Nele, Lula aparece rodeado por mãos espalmadas para o ar. A bênção coletiva é conduzida pelo deputado Otoni de Paula (MDB-RJ), o mesmo que, em 2022, praguejou contra "Luladrão" na Câmara e disse que receberia "vagabundos" como militantes petistas "na bala".

Otoni é pastor do Ministério Madureira da Assembleia de Deus, sob guarida do clã Ferreira, conhecido por se adaptar ao governante da vez. O parlamentar, antes soldado aplicado da tropa de choque bolsonarista, aliou-se no Rio de Janeiro ao prefeito reeleito Eduardo Paes (PSD). Agora, é tratado como uma ponte possível entre a esquerda e os evangélicos —e mais eficaz do que a parceria com pastores progressistas, de presença ínfima na malha evangélica.

Talvez seja uma "ponte do rio que cai", chiste feito por um líder desconfiado das intenções fisiológicas que atribui a Otoni. Para os mais novos que não pegaram a referência: tal ponte fazia parte das Olimpíadas do Faustão, quadro no programa dominical que o apresentador Fausto Silva tinha na Globo. As pessoas tinham que atravessá-la, o que não era mole, dada sua instabilidade.

Também instável é a relação do PT com adeptos da religião que, se as projeções demográficas vingarem, deve ser maioria nacional dentro de alguns anos.

Pastores influentes passaram anos espinafrando o partido. Quando Lula chegou ao poder, e depois emplacou Dilma Rousseff sucessora, veio a conciliação.

A dupla petista levantou algumas bandeiras brancas para diluir ranços que os crentes pudessem remoer contra a esquerda. Lula sancionou o Dia Nacional da Marcha para Jesus e a Lei da Liberdade Religiosa, para garantir personalidade jurídica a igrejas, que deixaram de ser simples entidades de classe, como clubes de futebol.

Dilma também buscou agradar, como no aval para uma lei que permitiu incluir a música gospel na Lei Rouanet, em 2012.

Mas as diferenças não eram pequenas, sobretudo da agenda dos costumes.
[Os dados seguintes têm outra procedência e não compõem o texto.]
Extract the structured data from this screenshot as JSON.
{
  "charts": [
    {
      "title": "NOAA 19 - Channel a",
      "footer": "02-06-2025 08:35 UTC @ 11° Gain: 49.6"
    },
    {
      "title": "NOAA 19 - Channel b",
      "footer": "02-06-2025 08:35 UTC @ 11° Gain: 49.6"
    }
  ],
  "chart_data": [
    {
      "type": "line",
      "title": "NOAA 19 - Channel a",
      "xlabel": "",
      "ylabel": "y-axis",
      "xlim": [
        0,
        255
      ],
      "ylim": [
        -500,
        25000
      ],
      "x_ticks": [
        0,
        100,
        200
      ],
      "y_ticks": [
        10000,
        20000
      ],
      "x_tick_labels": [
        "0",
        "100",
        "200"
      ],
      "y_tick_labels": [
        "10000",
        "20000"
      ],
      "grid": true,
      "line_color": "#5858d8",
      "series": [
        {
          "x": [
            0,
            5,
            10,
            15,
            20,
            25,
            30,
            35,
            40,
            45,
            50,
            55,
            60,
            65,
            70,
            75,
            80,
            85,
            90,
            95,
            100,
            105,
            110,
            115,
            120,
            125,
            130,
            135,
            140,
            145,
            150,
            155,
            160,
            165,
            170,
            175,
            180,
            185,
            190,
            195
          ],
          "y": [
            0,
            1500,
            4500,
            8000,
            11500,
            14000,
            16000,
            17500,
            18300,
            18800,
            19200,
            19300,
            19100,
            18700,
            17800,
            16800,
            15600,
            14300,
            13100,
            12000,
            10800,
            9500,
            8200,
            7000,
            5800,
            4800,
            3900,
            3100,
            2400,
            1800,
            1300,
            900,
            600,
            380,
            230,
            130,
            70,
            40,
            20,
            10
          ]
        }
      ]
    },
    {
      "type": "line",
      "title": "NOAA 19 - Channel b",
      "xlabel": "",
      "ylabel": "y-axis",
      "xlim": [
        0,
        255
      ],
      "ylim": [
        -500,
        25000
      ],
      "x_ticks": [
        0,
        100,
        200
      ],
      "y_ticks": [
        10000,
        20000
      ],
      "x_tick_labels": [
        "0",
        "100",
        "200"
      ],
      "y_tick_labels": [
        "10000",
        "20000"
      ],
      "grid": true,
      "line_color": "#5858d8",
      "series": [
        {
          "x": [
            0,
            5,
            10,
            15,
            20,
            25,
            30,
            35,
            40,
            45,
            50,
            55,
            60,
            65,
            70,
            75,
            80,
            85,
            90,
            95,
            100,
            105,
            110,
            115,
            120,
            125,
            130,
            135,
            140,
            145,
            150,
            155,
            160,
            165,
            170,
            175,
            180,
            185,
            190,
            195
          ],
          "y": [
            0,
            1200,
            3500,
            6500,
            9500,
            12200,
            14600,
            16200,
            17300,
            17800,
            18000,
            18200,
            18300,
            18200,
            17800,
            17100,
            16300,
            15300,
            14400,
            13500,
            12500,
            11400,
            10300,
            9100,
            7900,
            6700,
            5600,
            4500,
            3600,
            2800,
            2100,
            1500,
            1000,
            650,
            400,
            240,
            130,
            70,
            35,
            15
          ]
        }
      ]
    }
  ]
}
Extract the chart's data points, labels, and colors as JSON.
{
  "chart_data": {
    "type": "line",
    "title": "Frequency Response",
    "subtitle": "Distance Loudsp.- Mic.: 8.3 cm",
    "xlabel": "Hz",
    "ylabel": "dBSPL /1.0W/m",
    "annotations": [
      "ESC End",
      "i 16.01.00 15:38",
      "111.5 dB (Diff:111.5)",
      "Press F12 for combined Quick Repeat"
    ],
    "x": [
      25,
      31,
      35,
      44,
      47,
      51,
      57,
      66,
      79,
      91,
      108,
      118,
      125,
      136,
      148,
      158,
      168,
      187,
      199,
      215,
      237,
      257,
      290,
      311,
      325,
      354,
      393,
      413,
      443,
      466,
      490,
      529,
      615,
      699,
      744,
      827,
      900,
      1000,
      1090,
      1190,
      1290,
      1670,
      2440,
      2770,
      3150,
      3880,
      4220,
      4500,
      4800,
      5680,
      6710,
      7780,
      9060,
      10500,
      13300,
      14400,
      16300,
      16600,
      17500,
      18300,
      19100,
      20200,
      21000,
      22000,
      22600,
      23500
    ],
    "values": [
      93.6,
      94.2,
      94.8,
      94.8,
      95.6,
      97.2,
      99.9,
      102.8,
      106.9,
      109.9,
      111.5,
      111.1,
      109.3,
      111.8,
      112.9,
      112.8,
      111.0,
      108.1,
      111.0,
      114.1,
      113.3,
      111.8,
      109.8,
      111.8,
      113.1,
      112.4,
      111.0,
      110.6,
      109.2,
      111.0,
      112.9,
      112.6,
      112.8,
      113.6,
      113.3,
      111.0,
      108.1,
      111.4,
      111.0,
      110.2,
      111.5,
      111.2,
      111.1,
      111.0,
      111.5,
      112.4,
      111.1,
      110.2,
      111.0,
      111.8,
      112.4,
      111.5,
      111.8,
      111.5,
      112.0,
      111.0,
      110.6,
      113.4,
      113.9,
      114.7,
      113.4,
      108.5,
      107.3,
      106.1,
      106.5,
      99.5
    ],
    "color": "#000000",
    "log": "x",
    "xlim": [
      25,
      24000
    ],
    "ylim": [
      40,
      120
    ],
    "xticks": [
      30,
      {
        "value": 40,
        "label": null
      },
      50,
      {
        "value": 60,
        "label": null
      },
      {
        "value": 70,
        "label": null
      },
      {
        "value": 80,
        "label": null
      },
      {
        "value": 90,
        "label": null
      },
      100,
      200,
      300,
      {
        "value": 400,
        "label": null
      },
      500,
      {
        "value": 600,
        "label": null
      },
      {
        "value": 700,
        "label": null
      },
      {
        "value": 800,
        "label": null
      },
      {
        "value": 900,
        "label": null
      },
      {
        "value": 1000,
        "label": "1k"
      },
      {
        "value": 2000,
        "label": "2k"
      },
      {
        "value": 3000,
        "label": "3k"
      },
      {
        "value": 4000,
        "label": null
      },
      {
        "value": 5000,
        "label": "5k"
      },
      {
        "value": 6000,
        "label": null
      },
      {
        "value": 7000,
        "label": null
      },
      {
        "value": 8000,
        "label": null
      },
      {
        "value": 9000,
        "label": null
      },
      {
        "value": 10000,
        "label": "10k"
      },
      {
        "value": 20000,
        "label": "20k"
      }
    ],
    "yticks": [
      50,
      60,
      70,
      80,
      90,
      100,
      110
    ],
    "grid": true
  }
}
A onda de protestos em 2013 acabaria jogando várias cascas de banana para o campo progressista nos anos seguintes.

A eleição de Jair Bolsonaro (PL) esgarçou de vez um vínculo forjado mais por conveniência do que por afinidade ideológica. A volta de Lula ao Palácio do Planalto não bastou para que líderes evangélicos topassem de cara arranjos fisiológicos feitos no passado.

O próprio Otoni, se assopra ao reger a chuva de bênçãos em Lula, também morde. Diz à Folha achar "muito improvável" reproduzir com Lula o apoio que deu a Eduardo Paes. "Paes é um político tradicionalmente de centro, apesar de tentarem colocar nele esta marca de esquerda. Lula é de esquerda, de um partido cujas pautas sempre colidem com o que nós temos como princípios morais."

Há decerto muitas articulações políticas nos bastidores, e com interesses paralelos, até porque a eleição para a presidência da Câmara e do Senado vem aí. Nada que desmagnetize a carga alegórica de ver Lula cercado de crentes vestidos com uma camisa amarela onde se lê "Jesus transforma".

De certa forma, como reparou o cientista político Vinicius do Valle, tem um tanto nessa fotografia de "PT ajoelhando no milho", pagando penitência por tantos anos desconectado das igrejas. Outro passo foi redigir a Cartilha Evangélica: Diálogo nas Eleições, pregando atenção com o preconceito de sua militância contra os crentes —que, vale sempre lembrar, são em sua maioria mulheres negras e pobres.

Se vai convencer ou não, são cenas de um próximo capítulo. Esta novela vai longe.